I did as he did. I don't know if it aided my digestion, or helped me to avoid varicose veins, but what I do know is that by the time we made it back to his office I was completely worn out. I sat down, totally winded. Then, after I had rested a little, the purpose of my visit popped back into my head. "Monsieur Bile," I said, "it would be an instance of your kindness if you would explain the end of your note -- the part where there's a gaggle of letters? We've knocked on the top of our heads without understanding a thing."
"What?" he said in surprise. "You didn't work it out? It's very simple, and the abbreviations are clear and easy. R A L E P E U P P S T stands for Réserve d'Automobiles Légèrement Endommagé Pouvant Être Utilisées Pour Petit Service Temporaire. It's obvious."
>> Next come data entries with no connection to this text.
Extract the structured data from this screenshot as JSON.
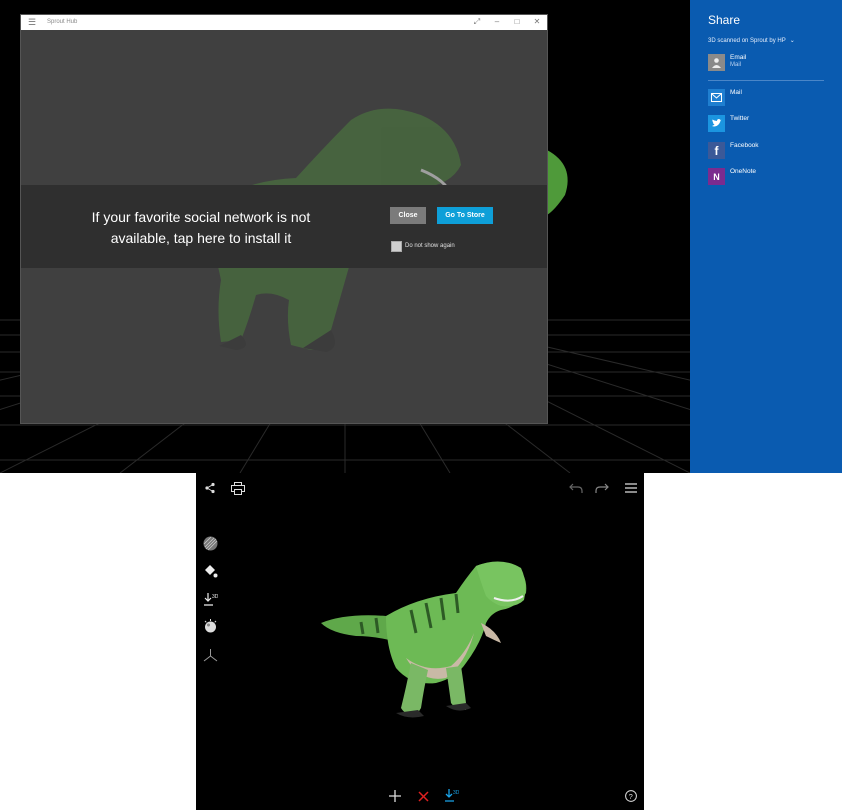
{
  "window": {
    "title": "Sprout Hub",
    "menu_icon": "hamburger-icon",
    "expand_icon": "expand-icon",
    "minimize_icon": "minimize-icon",
    "maximize_icon": "maximize-icon",
    "close_icon": "close-icon"
  },
  "dialog": {
    "message": "If your favorite social network is not available, tap here to install it",
    "close_label": "Close",
    "store_label": "Go To Store",
    "checkbox_label": "Do not show again"
  },
  "share": {
    "title": "Share",
    "source": "3D scanned on Sprout by HP",
    "items": [
      {
        "name": "Email",
        "subtitle": "Mail",
        "icon": "person-icon",
        "color": "#8a8a8a"
      },
      {
        "name": "Mail",
        "icon": "mail-icon",
        "color": "#1f7fd0"
      },
      {
        "name": "Twitter",
        "icon": "twitter-icon",
        "color": "#1b95e0"
      },
      {
        "name": "Facebook",
        "icon": "facebook-icon",
        "color": "#3b5998"
      },
      {
        "name": "OneNote",
        "icon": "onenote-icon",
        "color": "#7b2b8f"
      }
    ]
  },
  "toolbar": {
    "share_icon": "share-icon",
    "print_icon": "print-icon",
    "undo_icon": "undo-icon",
    "redo_icon": "redo-icon",
    "menu_icon": "hamburger-icon",
    "side_tools": [
      "texture-icon",
      "paint-bucket-icon",
      "download-3d-icon",
      "lighting-icon",
      "axes-icon"
    ],
    "bottom_tools": [
      "add-icon",
      "delete-icon",
      "download-3d-icon"
    ],
    "help_icon": "help-icon"
  },
  "colors": {
    "share_pane": "#0a5bb0",
    "store_button": "#0e9fd8",
    "delete_red": "#e02020",
    "accent_blue": "#1aa3e8"
  }
}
It's true that it's plain and obvious once you know what it says. I felt ashamed that I hadn't figured it out. I thanked Monsieur Bile. He once again squeezed my hand, and said goodbye. While I limped away, having skinned my legs while jumping in place, he yelled to me from the door, "A large respiratory movement ... do as I do!" I did the large respiratory movement, but like my future R A, I was L E ... lightly damaged, I mean.